To solve the problem, we need to determine the frequency of oscillation when a spring is cut in half and a mass is suspended from one of the halves. ### Step-by-Step Solution: 1. **Understand the Original Spring System:** - The original spring has a force constant \( K \). - The frequency of oscillation for a mass \( m \) suspended from this spring is given by the formula: \[ f_1 = \frac{1}{2\pi} \sqrt{\frac{K}{m}} \] - We denote this frequency as \( \alpha \): \[ \alpha = \frac{1}{2\pi} \sqrt{\frac{K}{m}} \] 2. **Cut the Spring in Half:** - When the spring is cut in half, the spring constant of each half becomes: \[ K' = 2K \] - This is because the spring constant is inversely proportional to the length of the spring.
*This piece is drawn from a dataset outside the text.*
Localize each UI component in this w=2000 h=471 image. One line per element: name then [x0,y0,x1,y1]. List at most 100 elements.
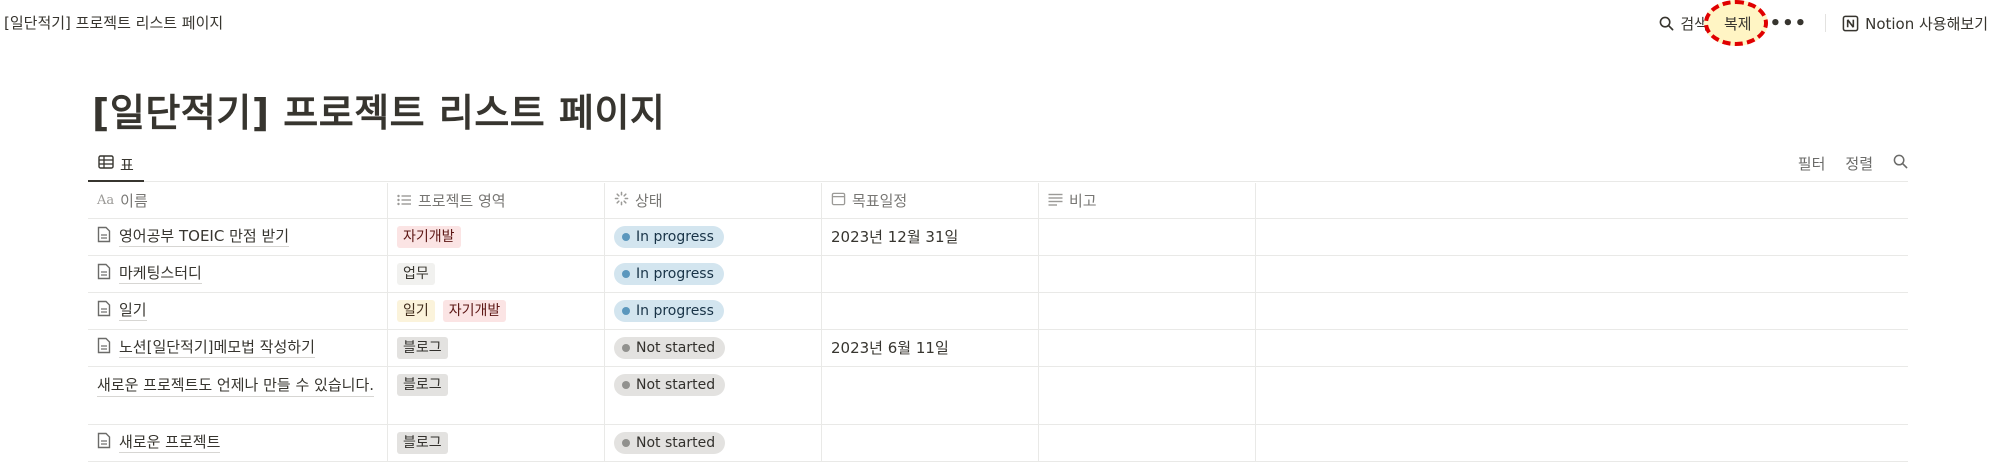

Cutting the spring in half doubles the spring constant. 3. **Determine the New Frequency:** - The frequency of oscillation for the mass \( m \) suspended from one half of the spring is given by: \[ f_2 = \frac{1}{2\pi} \sqrt{\frac{K'}{m}} = \frac{1}{2\pi} \sqrt{\frac{2K}{m}} \] 4. **Relate the New Frequency to the Original Frequency:** - We can express \( f_2 \) in terms of \( \alpha \): \[ f_2 = \frac{1}{2\pi} \sqrt{\frac{2K}{m}} = \sqrt{2} \cdot \frac{1}{2\pi} \sqrt{\frac{K}{m}} = \sqrt{2} \cdot \alpha \] 5. **Final Result:** - Therefore, the frequency of oscillation when the spring is cut in half is: \[ f_2 = \alpha \sqrt{2} \] ### Conclusion: The frequency of oscillation in the second case will be \( \alpha \sqrt{2} \).